A Virtual Patient Simulator Based on Human Connectome and 7 T MRI for Deep Brain Stimulation.
作者信息
Bonmassar Giorgio, Angelone Leonardo M, Makris Nikos
机构信息
Athinoula A. Martinos Center for Biomedical Imaging, Department of Radiology, Massachusetts General Hospital, Harvard Medical School, Charlestown, MA.

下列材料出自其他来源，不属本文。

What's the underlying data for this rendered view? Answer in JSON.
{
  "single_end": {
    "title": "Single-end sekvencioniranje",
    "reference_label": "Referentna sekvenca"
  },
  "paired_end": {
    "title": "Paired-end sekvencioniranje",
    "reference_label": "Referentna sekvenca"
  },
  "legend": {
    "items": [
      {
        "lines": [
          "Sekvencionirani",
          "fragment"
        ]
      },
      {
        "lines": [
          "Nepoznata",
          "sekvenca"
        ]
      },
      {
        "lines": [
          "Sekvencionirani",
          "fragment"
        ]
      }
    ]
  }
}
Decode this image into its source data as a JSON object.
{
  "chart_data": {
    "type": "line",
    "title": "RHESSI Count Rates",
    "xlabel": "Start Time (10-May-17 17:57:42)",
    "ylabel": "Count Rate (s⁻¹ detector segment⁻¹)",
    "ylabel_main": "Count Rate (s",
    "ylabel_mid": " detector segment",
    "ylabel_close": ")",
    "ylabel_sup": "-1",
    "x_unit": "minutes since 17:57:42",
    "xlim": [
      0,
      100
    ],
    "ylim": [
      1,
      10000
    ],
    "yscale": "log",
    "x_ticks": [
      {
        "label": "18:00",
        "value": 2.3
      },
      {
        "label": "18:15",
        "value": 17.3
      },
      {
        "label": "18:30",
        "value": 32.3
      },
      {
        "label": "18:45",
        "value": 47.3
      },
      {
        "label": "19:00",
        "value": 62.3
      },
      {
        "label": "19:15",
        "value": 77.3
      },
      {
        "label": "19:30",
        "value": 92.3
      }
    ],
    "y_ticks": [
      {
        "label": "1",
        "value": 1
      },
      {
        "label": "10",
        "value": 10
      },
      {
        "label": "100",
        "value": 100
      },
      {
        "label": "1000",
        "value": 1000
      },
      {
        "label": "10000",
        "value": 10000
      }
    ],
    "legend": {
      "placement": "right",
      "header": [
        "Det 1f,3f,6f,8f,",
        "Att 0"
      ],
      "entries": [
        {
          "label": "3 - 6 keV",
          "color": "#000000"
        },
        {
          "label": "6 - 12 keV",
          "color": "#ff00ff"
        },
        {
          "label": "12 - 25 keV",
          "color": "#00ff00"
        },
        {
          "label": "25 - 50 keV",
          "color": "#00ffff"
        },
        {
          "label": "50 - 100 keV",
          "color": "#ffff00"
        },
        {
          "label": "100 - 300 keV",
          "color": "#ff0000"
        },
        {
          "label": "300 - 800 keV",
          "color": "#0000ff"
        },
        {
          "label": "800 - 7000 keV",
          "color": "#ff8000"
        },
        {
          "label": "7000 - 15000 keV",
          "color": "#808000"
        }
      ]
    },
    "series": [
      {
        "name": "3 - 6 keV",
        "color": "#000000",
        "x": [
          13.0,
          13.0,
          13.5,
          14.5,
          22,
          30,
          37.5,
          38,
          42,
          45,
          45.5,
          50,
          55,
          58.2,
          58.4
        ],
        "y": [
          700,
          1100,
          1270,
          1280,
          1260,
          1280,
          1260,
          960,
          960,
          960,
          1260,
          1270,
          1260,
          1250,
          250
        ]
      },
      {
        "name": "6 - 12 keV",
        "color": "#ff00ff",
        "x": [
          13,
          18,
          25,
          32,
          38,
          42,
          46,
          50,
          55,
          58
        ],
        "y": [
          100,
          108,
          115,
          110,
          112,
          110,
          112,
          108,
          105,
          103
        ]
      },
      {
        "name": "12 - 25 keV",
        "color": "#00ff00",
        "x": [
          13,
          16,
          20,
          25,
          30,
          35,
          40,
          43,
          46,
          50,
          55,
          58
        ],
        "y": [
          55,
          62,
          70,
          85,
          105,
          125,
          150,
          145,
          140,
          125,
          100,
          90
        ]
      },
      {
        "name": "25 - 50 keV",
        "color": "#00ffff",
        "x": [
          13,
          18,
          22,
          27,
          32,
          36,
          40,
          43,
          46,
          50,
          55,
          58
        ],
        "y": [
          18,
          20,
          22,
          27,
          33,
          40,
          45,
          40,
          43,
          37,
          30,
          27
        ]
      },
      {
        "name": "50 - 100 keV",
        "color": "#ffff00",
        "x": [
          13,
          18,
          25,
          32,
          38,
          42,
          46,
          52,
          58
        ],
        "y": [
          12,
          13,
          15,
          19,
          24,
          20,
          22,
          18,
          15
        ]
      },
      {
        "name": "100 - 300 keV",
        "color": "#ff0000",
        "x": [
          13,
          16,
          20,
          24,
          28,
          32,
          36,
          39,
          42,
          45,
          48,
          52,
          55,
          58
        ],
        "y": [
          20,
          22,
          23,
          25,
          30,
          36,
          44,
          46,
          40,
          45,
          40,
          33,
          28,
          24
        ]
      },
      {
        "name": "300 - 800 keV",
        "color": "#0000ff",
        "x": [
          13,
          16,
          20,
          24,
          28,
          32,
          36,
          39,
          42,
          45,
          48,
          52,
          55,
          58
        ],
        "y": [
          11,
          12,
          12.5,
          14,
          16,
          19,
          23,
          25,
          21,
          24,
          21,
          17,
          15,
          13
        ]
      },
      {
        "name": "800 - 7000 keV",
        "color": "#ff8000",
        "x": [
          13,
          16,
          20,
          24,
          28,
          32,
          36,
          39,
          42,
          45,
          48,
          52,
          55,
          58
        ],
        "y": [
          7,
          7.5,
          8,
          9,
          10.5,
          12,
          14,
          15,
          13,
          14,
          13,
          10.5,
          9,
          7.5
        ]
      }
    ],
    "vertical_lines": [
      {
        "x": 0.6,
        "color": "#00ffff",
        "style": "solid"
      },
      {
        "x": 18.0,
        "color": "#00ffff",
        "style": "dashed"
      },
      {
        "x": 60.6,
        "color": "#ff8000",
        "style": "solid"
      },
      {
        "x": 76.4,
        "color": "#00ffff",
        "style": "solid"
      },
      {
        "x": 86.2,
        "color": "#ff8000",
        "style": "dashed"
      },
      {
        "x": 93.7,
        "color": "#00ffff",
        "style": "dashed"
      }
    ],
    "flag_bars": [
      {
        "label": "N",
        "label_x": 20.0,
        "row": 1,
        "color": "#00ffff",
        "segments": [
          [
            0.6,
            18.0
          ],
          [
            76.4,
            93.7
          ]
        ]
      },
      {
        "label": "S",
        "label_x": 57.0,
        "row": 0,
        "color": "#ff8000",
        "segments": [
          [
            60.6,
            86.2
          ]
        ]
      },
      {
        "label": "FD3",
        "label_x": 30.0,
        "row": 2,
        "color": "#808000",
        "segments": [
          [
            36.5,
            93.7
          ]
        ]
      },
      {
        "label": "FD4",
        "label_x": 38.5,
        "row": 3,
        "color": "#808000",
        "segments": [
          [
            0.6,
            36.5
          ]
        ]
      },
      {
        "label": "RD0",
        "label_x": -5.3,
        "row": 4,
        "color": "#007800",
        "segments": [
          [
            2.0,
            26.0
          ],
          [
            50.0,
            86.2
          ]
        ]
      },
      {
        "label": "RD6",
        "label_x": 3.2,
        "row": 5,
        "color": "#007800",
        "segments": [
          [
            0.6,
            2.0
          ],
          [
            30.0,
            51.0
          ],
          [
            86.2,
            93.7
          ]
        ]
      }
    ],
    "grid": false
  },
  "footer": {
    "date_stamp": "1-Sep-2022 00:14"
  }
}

Office of Science and Engineering Laboratories, Center for Devices and Radiological Health, U.S. Food and Drug Administration, Silver Spring, MD.
出版信息
Int J Adv Life Sci. 2014;6(3-4):364-372.
Abstract
This paper presents a virtual model of patients with Deep Brain Stimulation implants. The model is based on Human Connectome and 7 Tesla Magnetic Resonance Imaging (MRI) data. We envision that the proposed virtual patient simulator will enable radio frequency power dosimetry on patients with deep brain stimulation implants undergoing MRI. Results from the proposed virtual patient study may facilitate the use of clinical MRI instead of computed tomography scans. The virtual patient will be flexible and morphable to relate to patient-specific neurological and psychiatric conditions such as Obsessive Compulsive Disorder, which benefit from deep brain stimulation.
摘要
本文展示了植入脑深部电刺激器患者的虚拟模型。该模型基于人类连接组和7特斯拉磁共振成像(MRI)数据。我们设想,所提出的虚拟患者模拟器将能够对接受MRI检查的植入脑深部电刺激器的患者进行射频功率剂量测定。所提出的虚拟患者研究结果可能有助于临床MRI的使用,而非计算机断层扫描。该虚拟患者将具有灵活性和可变形性,以关联特定患者的神经和精神疾病,如强迫症,这些疾病可受益于脑深部电刺激。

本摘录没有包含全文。